Sarah has since undergone radiotherapy and several months of chemotherapy. So far she’s responded well, despite the ongoing fatigue. She’s radically adapted her diet and lifestyle with amazing help from herbalists, integrative practitioners and medical consultants, Vitamin, herbal and mushroom supplements are helping boost her immune system and combat side effects. She has slowly regained her ‘mum powers’ and is keeping the family together. She has had enormous support from friends, family and neighbours who've helped cook, walk the dog, and do shopping. They even helped move house. Doorstep visits and phone calls kept her spirits up through hair loss, fatigue and the shock and grief that comes with such a brutal re-assessment of life goals. Two amazing friends moved in temporarily to help look after the boy and the dog. However, the difficult truth is, despite lifestyle changes, and all the treatments, the prognosis for glioblastomas is bleak. At some point the tumour will regrow and possibly spread to other parts of the brain.
The 'median survival time' is devastatingly short – just 14-16 months. Only 25% of glioblastoma patients survive more than one year; 5% of patients survive for more than five years with only a tiny handful making it much beyond that. Survival rates here are below many other countries, and progressive treatments used elsewhere are unavailable. In the UK there is nothing beyond the standard treatments of chemotherapy, surgery and radiotherapy.

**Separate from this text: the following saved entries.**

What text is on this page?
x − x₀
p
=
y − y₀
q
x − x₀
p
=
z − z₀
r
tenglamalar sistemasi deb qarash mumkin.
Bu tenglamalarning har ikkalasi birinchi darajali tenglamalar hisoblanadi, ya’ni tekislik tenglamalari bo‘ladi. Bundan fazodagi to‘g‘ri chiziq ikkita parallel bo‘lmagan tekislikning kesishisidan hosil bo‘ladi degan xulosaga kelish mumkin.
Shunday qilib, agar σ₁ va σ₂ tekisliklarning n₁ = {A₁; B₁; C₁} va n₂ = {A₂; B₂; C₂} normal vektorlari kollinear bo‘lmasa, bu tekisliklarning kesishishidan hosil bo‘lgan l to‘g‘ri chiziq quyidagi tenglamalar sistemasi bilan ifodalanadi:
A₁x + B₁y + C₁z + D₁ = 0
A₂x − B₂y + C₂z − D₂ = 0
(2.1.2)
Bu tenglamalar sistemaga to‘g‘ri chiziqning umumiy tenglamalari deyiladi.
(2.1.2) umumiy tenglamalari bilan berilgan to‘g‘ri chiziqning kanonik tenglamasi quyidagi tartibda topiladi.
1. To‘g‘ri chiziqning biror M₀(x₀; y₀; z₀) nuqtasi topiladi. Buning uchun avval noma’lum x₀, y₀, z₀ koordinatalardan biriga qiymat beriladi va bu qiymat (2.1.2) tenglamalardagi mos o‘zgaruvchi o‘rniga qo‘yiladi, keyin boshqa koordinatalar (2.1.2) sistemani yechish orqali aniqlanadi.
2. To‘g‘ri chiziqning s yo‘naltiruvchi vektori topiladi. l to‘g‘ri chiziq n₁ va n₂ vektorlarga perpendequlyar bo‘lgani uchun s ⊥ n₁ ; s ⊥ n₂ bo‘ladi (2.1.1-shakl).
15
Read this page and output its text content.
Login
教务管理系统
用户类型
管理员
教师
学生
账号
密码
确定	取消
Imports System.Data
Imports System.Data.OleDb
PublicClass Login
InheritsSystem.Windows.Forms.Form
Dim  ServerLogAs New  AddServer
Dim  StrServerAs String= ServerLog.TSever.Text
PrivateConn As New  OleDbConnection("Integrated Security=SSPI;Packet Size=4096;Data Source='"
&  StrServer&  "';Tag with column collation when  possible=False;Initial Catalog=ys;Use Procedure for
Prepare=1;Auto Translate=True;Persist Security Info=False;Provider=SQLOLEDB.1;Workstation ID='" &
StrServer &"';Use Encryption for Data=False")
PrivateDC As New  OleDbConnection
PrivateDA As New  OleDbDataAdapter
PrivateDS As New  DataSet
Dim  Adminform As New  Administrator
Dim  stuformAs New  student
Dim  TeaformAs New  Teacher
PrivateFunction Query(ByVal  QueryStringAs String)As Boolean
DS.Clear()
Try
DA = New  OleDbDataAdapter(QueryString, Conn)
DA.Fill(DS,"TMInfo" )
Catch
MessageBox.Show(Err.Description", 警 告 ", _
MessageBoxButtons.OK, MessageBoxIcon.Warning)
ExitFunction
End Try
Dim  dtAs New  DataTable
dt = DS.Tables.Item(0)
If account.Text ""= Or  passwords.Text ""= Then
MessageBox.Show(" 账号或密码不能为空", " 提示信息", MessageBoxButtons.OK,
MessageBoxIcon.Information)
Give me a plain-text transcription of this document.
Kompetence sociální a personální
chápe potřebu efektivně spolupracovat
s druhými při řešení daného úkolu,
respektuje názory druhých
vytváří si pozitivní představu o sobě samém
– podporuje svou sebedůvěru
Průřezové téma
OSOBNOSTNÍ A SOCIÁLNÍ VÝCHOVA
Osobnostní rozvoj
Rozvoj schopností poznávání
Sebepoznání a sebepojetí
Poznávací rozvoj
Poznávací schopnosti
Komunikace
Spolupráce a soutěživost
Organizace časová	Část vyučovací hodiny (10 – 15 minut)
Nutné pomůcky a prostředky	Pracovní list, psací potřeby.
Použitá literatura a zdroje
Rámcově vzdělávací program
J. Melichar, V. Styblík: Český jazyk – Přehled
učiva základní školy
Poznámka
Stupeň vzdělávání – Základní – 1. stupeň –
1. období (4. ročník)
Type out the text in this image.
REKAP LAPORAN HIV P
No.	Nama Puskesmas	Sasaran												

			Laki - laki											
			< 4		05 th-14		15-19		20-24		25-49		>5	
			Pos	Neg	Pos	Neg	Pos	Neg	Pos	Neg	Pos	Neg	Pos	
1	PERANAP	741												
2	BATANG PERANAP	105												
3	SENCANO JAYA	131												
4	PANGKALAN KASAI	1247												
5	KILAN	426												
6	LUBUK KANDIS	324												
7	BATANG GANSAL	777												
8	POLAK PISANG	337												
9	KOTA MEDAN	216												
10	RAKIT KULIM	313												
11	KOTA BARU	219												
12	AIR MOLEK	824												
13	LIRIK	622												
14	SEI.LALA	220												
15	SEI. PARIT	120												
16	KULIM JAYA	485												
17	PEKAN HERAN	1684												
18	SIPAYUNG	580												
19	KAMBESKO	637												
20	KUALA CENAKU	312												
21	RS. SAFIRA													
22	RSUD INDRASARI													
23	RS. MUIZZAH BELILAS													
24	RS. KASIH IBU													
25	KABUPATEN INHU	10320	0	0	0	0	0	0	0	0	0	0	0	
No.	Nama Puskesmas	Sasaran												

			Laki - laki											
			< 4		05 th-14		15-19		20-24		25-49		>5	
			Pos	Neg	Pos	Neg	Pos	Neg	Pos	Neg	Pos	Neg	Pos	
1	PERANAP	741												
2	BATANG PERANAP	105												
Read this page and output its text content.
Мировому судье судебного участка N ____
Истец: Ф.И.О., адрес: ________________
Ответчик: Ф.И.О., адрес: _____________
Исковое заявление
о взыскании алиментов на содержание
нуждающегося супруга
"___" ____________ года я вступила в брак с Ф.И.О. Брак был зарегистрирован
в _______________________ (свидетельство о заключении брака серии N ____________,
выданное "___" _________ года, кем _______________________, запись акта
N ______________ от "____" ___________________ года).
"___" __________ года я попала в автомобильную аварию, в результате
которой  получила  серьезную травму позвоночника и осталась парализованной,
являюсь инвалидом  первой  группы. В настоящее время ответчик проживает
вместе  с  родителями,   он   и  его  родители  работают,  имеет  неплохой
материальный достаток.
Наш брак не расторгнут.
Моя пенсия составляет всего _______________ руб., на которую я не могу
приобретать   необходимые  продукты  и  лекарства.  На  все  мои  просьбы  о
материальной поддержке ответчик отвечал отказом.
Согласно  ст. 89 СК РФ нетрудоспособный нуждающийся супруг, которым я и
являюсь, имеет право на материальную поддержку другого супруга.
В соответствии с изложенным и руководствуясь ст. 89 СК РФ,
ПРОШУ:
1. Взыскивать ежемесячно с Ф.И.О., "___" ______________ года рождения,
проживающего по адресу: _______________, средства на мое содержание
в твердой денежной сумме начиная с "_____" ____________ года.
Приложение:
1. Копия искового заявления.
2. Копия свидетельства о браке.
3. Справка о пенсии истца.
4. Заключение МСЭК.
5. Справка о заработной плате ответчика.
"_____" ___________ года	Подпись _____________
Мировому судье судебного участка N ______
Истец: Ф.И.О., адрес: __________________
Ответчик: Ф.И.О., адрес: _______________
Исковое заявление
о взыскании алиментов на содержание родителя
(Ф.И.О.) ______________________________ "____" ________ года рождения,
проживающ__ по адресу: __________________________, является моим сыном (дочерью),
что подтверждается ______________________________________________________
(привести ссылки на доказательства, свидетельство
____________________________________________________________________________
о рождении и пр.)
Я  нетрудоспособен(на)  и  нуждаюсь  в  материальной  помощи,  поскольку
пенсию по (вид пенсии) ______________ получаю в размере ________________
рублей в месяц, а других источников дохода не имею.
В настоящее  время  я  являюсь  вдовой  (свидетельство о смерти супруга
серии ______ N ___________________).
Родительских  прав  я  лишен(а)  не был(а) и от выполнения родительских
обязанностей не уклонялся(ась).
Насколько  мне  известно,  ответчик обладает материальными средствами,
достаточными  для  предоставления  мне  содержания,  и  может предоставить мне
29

The oncologists have often told Sarah that they don’t want to give her ‘false hope’. She’s had words with them about that! Whilst fully accepting that an untimely death is incredibly likely, she’s actively hoping to at least see her son through school. She's doing her best with what's in front of her.
After much research and a recommendation from several people, including a long-term survivor, Sarah is keen to try immunotherapy, a progressive treatment that has shown very promising results. Germany is the nearest country to offer this, and it is widely used in the USA and other EU countries. The treatment creates a personalised vaccine made from the patient’s own immune cells to target and kill the cancer. Sarah likens this to sending her white blood cells to ninja training school and she loves the idea of her own system being instrumental in the fight. The vaccine is then administered at regular intervals over the next couple of years. While ultimately there is no ‘cure’, the treatment has shown significant increases in survival rates.
All of Sarah’s work has been for passion and conviction, not for financial gain, so she isn’t in a position to afford this treatment. So we, her community, friends and family want to make sure she gets to Germany and has every weapon in her armoury to fight this thing off for as long as possible. Will you join us?